There is always a political element within those choices- hence, do not expect really full transparency or full, draconian reporting, also after all the KPIs, missions, components, etc have been considered.

Actually, as I remembered to a friend recently, the initiative about restructuring government where Al Gore had a pivotal role three decades ago, Reinventing the Government, included already the concept that now is so popular about missions, components, KPIs, etc.

That initiative had another element: delivered also tools, e.g. a software that required to fill-in information to enable to first identify which areas made sense to focus on, then chart progress (TurboBPR).

It was pre-Internet, specifically pre-WWW, and therefore the software produced a nice Word report.

I used it for some activities, but mainly as an outline drafting tool for new initiatives, or to cross-check some scenarios.

Nowadays, on the quantitative side, there are plenty of opportunities, including free, to share, analyze, disseminate analyses, discuss reports, etc (guilty as charged: I shared files and other material online - see here).
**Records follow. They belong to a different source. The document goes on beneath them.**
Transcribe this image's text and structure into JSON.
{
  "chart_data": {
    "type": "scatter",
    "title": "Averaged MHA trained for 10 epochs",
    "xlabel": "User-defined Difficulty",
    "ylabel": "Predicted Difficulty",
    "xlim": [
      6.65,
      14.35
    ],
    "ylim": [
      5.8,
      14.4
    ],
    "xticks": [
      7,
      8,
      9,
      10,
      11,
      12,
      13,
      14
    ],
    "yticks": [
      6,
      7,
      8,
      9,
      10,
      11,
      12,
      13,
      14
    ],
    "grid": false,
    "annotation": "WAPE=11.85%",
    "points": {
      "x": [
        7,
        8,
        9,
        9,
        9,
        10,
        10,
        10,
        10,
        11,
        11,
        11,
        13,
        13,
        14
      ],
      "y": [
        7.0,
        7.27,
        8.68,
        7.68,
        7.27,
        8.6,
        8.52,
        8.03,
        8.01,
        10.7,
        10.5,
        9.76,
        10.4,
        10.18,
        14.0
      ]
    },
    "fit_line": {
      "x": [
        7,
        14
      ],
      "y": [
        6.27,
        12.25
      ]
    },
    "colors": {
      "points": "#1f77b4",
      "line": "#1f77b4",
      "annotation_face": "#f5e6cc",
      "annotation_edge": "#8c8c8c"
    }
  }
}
And specifically on NextGenerationEU, or even just the Italian PNRR, there are various websites tracking the quantitive element.

Such as: X amount to be allocated by date Y, what is the current status?
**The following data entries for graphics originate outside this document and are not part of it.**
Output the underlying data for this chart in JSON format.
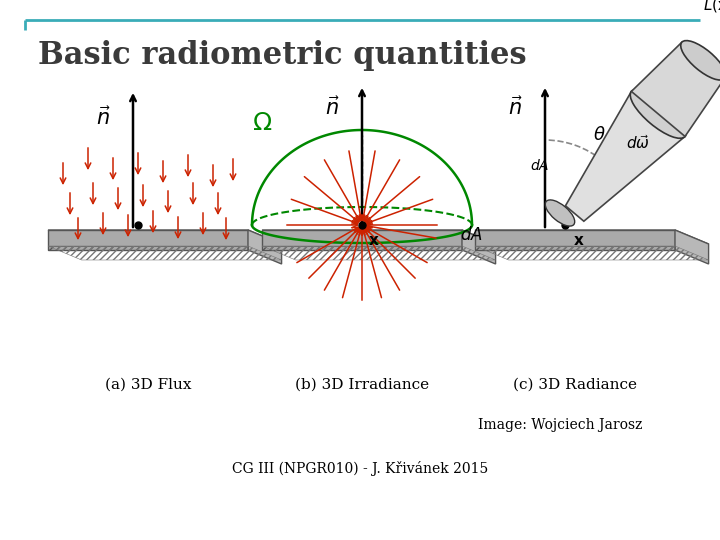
{
  "title": "Basic radiometric quantities",
  "title_fontsize": 22,
  "title_fontweight": "bold",
  "title_color": "#3a3a3a",
  "background_color": "#ffffff",
  "border_color": "#3aacb8",
  "credit_text": "Image: Wojciech Jarosz",
  "credit_fontsize": 10,
  "footer_text": "CG III (NPGR010) - J. Křivánek 2015",
  "footer_fontsize": 10,
  "panel_a_label": "(a) 3D Flux",
  "panel_b_label": "(b) 3D Irradiance",
  "panel_c_label": "(c) 3D Radiance",
  "label_fontsize": 11,
  "arrow_color": "#cc2200",
  "normal_color": "#000000",
  "omega_color": "#008800",
  "surface_color": "#d0d0d0",
  "surface_edge_color": "#555555",
  "dot_color": "#000000"
}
So, no point in replicating what others are doing (albeit, for personal interest and to share some material to support future articles, will keep sharing files once in a while).

Instead, it is even more critical now to do something else: instead of just protesting, use your own expertise (whatever it is) to contribute to the debate- maybe just even by fact-checking reports by using online resources available, or joining other efforts to do the "grunt work" (cleaning data, or collecting and structuring in a specific way material, etc).

Why? Because way too many of those flashy online monitoring sites have their own vested agenda that is no less political than those from individual governments or supranational organizations: nothing more poisonous for political discourse during a crisis than biased data.

And, in Italy, we are quite used to biased information- since centuries (actually, even longer: I remember once in a while a book that contained the fake news spinned around for political reasons... in Ancient Rome, as they too had their own kind of elections).

Instead, building a sustainable future implies escaping from that oversimplification and overspecialization traps I hinted at above.

And that requires something more than goodwill and awareness built by flash-mobbing around, even in the glorified form of workshops or conventions that deliver then hundred of pages of proceeds.

Yes, the "Monnet Method" again- which also means: it is a time when the ordinary balance of powers is tossed into the air, and forces are joined to obtain capabilities that exceed the sum of the parts.